Guess what fellow Earth travelers, we have just given birth to a brand new generation of people--NEAT WOMEN. This train is leaving the station and we’re headed to a destination of our own creation which is not in the middle or remotely approaching the end of anything! Stand clear of the tracks because among other useless trappings of an earlier time in our lives, we’re planning to throw old cases out the windows.
The big, heavy suitcases we thought necessary for trips--gone! We’ve learned to travel light, literally and figuratively. A toothbrush and a garment bag and we’re all set to go.
Cosmetic cases? Forget it. We have discovered that less is more and we can fit it all into a small tote. And, briefcases? We have finally realized that you can always get another job but you can’t replace family and friends. So we don’t have to rush around any longer with a briefcase looking like an extension of our arms filled with work for our "time off." We can walk out of an office knowing that the "business stuff" will still be there when we return but the business of being with people we care about is the "stuff" of which a life is made.
We can get an annual flu shot and take our vitamins daily, and toss out the valium or whatever we used when feeling jittery. We’ve learned to take deeps breaths and clear our minds and lives of the stress that used to make us nervous or insecure. And, when we get cold feet--we can turn on the electric blanket. Better still, we can talk to a supportive friend who will be reassuring and bolster our confidence with laughter as the best medicine and believing in ourselves as the right tonic.
Although, we may at times still need a doctor or a lawyer, we’ve figured out how to be our own "case managers" and find that’s a far better alternative to putting our life into the hands of someone else.
As we approach a new millennium those of us who have achieved that special status of being "women of a certain age" now come equipped with the assurance that we are, indeed, NEAT WOMEN, and have earned some very hard won perks.

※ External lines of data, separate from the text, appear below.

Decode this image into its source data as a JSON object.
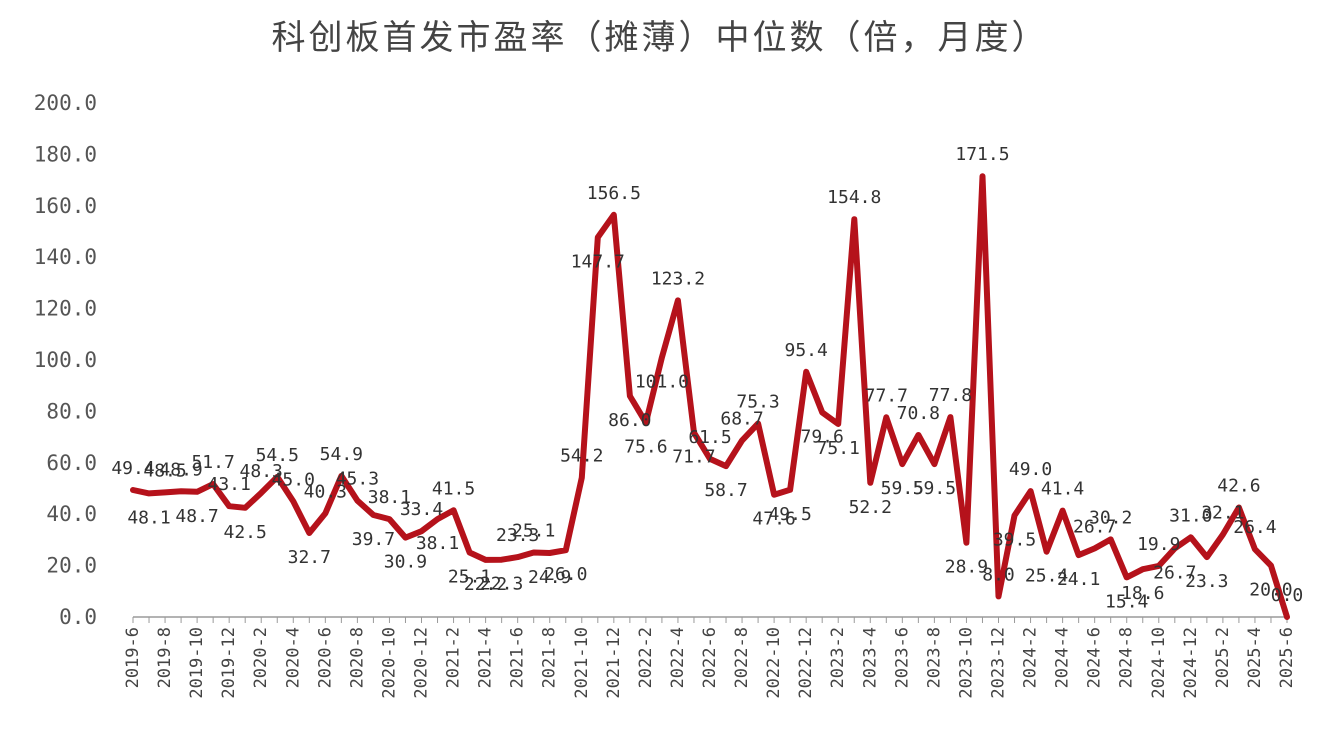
{
  "chart_data": {
    "type": "line",
    "title": "科创板首发市盈率（摊薄）中位数（倍，月度）",
    "xlabel": "",
    "ylabel": "",
    "ylim": [
      0,
      200
    ],
    "yticks": [
      "0.0",
      "20.0",
      "40.0",
      "60.0",
      "80.0",
      "100.0",
      "120.0",
      "140.0",
      "160.0",
      "180.0",
      "200.0"
    ],
    "grid": false,
    "legend": "none",
    "line_color": "#b5121b",
    "x": [
      "2019-6",
      "2019-7",
      "2019-8",
      "2019-9",
      "2019-10",
      "2019-11",
      "2019-12",
      "2020-1",
      "2020-2",
      "2020-3",
      "2020-4",
      "2020-5",
      "2020-6",
      "2020-7",
      "2020-8",
      "2020-9",
      "2020-10",
      "2020-11",
      "2020-12",
      "2021-1",
      "2021-2",
      "2021-3",
      "2021-4",
      "2021-5",
      "2021-6",
      "2021-7",
      "2021-8",
      "2021-9",
      "2021-10",
      "2021-11",
      "2021-12",
      "2022-1",
      "2022-2",
      "2022-3",
      "2022-4",
      "2022-5",
      "2022-6",
      "2022-7",
      "2022-8",
      "2022-9",
      "2022-10",
      "2022-11",
      "2022-12",
      "2023-1",
      "2023-2",
      "2023-3",
      "2023-4",
      "2023-5",
      "2023-6",
      "2023-7",
      "2023-8",
      "2023-9",
      "2023-10",
      "2023-11",
      "2023-12",
      "2024-1",
      "2024-2",
      "2024-3",
      "2024-4",
      "2024-5",
      "2024-6",
      "2024-7",
      "2024-8",
      "2024-9",
      "2024-10",
      "2024-11",
      "2024-12",
      "2025-1",
      "2025-2",
      "2025-3",
      "2025-4",
      "2025-5",
      "2025-6"
    ],
    "xtick_labels": [
      "2019-6",
      "2019-8",
      "2019-10",
      "2019-12",
      "2020-2",
      "2020-4",
      "2020-6",
      "2020-8",
      "2020-10",
      "2020-12",
      "2021-2",
      "2021-4",
      "2021-6",
      "2021-8",
      "2021-10",
      "2021-12",
      "2022-2",
      "2022-4",
      "2022-6",
      "2022-8",
      "2022-10",
      "2022-12",
      "2023-2",
      "2023-4",
      "2023-6",
      "2023-8",
      "2023-10",
      "2023-12",
      "2024-2",
      "2024-4",
      "2024-6",
      "2024-8",
      "2024-10",
      "2024-12",
      "2025-2",
      "2025-4",
      "2025-6"
    ],
    "values": [
      49.4,
      48.1,
      48.5,
      48.9,
      48.7,
      51.7,
      43.1,
      42.5,
      48.3,
      54.5,
      45.0,
      32.7,
      40.3,
      54.9,
      45.3,
      39.7,
      38.1,
      30.9,
      33.4,
      38.1,
      41.5,
      25.1,
      22.2,
      22.3,
      23.3,
      25.1,
      24.9,
      26.0,
      54.2,
      147.7,
      156.5,
      86.0,
      75.6,
      101.0,
      123.2,
      71.7,
      61.5,
      58.7,
      68.7,
      75.3,
      47.6,
      49.5,
      95.4,
      79.6,
      75.1,
      154.8,
      52.2,
      77.7,
      59.5,
      70.8,
      59.5,
      77.8,
      28.9,
      171.5,
      8.0,
      39.5,
      49.0,
      25.4,
      41.4,
      24.1,
      26.7,
      30.2,
      15.4,
      18.6,
      19.9,
      26.7,
      31.0,
      23.3,
      32.1,
      42.6,
      26.4,
      20.0,
      0.0
    ],
    "data_labels": [
      "49.4",
      "48.1",
      "48.5",
      "48.9",
      "48.7",
      "51.7",
      "43.1",
      "42.5",
      "48.3",
      "54.5",
      "45.0",
      "32.7",
      "40.3",
      "54.9",
      "45.3",
      "39.7",
      "38.1",
      "30.9",
      "33.4",
      "38.1",
      "41.5",
      "25.1",
      "22.2",
      "22.3",
      "23.3",
      "25.1",
      "24.9",
      "26.0",
      "54.2",
      "147.7",
      "156.5",
      "86.0",
      "75.6",
      "101.0",
      "123.2",
      "71.7",
      "61.5",
      "58.7",
      "68.7",
      "75.3",
      "47.6",
      "49.5",
      "95.4",
      "79.6",
      "75.1",
      "154.8",
      "52.2",
      "77.7",
      "59.5",
      "70.8",
      "59.5",
      "77.8",
      "28.9",
      "171.5",
      "8.0",
      "39.5",
      "49.0",
      "25.4",
      "41.4",
      "24.1",
      "26.7",
      "30.2",
      "15.4",
      "18.6",
      "19.9",
      "26.7",
      "31.0",
      "23.3",
      "32.1",
      "42.6",
      "26.4",
      "20.0",
      "0.0"
    ]
  }
}
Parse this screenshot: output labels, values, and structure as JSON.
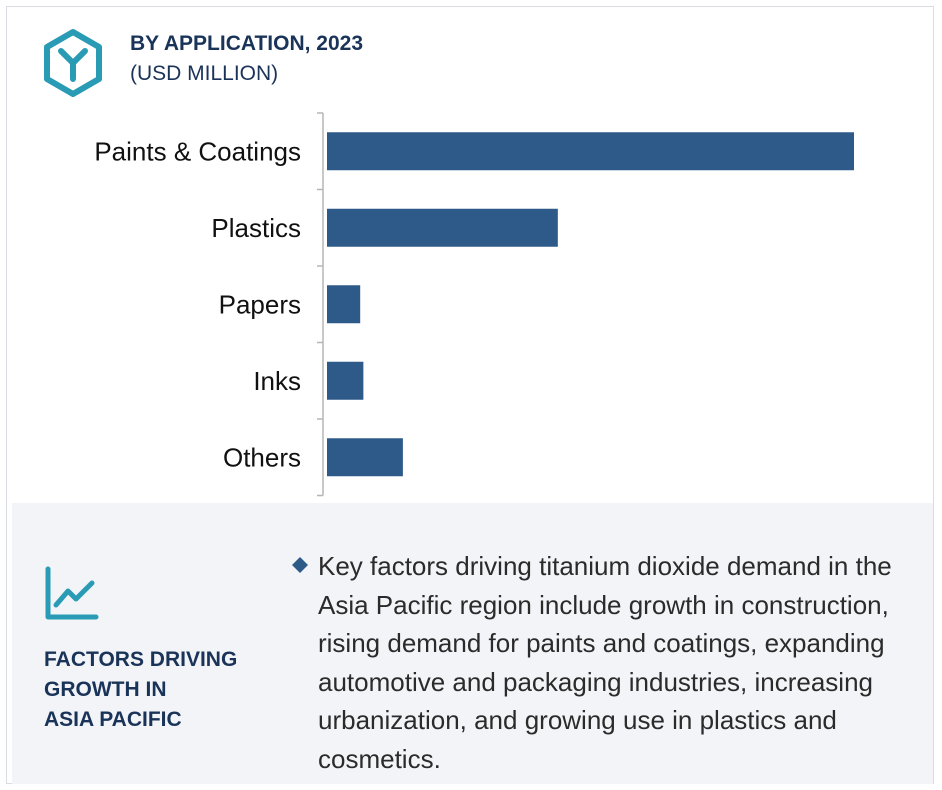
{
  "header": {
    "title": "BY APPLICATION, 2023",
    "subtitle": "(USD MILLION)",
    "logo_icon": "hexagon-y-logo-icon"
  },
  "chart_data": {
    "type": "bar",
    "orientation": "horizontal",
    "categories": [
      "Paints & Coatings",
      "Plastics",
      "Papers",
      "Inks",
      "Others"
    ],
    "values": [
      100,
      43.8,
      6.3,
      6.9,
      14.4
    ],
    "value_note": "relative values; no axis scale shown",
    "bar_color": "#2e5a8a",
    "grid": false,
    "legend": "none"
  },
  "panel": {
    "icon": "trend-chart-icon",
    "heading_lines": [
      "FACTORS DRIVING",
      "GROWTH IN",
      "ASIA PACIFIC"
    ],
    "bullet_icon": "diamond-bullet-icon",
    "bullet_text": "Key factors driving titanium dioxide demand in the Asia Pacific region include growth in construction, rising demand for paints and coatings, expanding automotive and packaging industries, increasing urbanization, and growing use in plastics and cosmetics."
  },
  "colors": {
    "navy": "#1a3358",
    "teal": "#2a9bb5",
    "bar": "#2e5a8a",
    "panel_bg": "#f3f4f8",
    "axis": "#b5b5b5"
  }
}
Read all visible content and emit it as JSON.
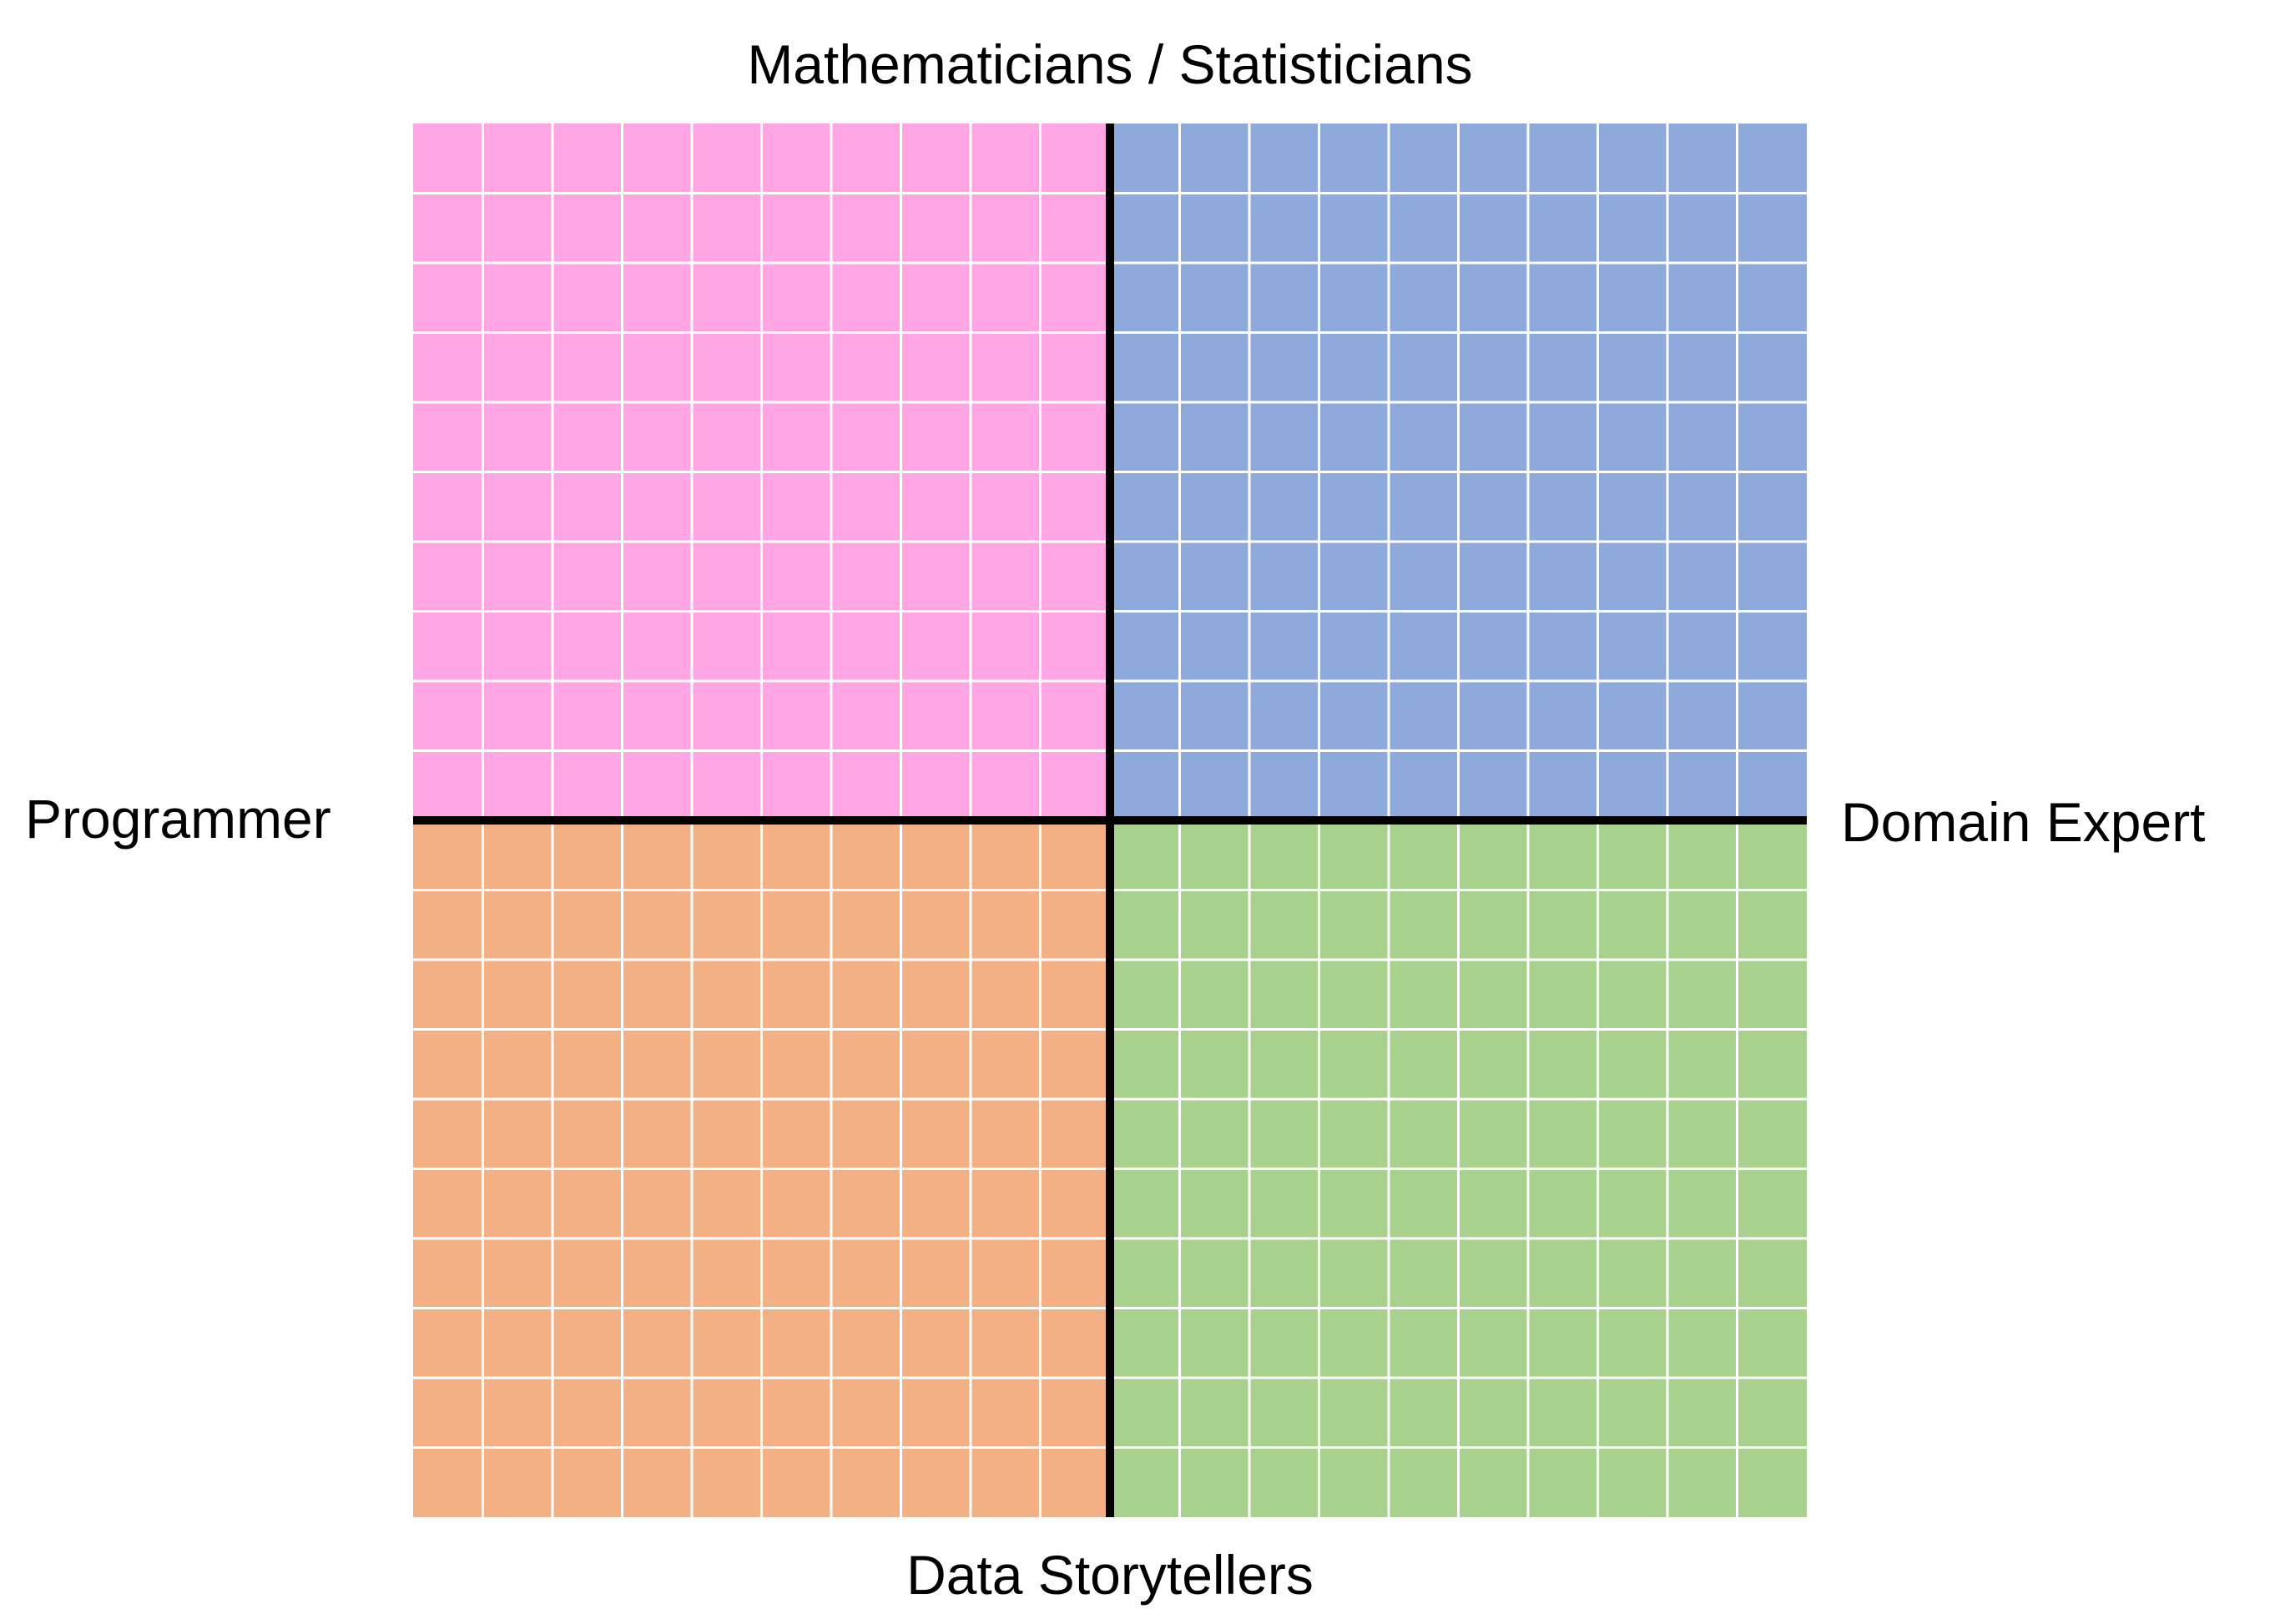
{
  "labels": {
    "top": "Mathematicians / Statisticians",
    "bottom": "Data Storytellers",
    "left": "Programmer",
    "right": "Domain Expert"
  },
  "grid": {
    "cells_per_side": 20
  },
  "quadrants": [
    {
      "position": "top-left",
      "color": "#FFA5E4"
    },
    {
      "position": "top-right",
      "color": "#8EAADC"
    },
    {
      "position": "bottom-left",
      "color": "#F4B085"
    },
    {
      "position": "bottom-right",
      "color": "#A9D18E"
    }
  ],
  "colors": {
    "grid_line": "#ffffff",
    "axis": "#000000"
  }
}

We can be confident without being labeled egotistical. We can be knowledgeable without someone suggesting we’re a "know it all." We can be strong enough to challenge anyone who would hint that strength is "tough" and unbecoming. We can enjoy success and not pay any attention to the misguided notion that we achieved it through luck!
Just IN case anyone still thinks we’re not serious about all this---lookout---Change Attitudes Starting Everywhere Sisters--how about those CASES?!
Editor’s note: we were going to try to get EVE into a twelve step program for recovering acronymoholics but she threatened to quit writing altogether and until we can find someone else to do the work at the salary we pay her (which is nothing of course), we’ll just have to put up with this woman who never met an acronym she didn’t want to stick into a sentence.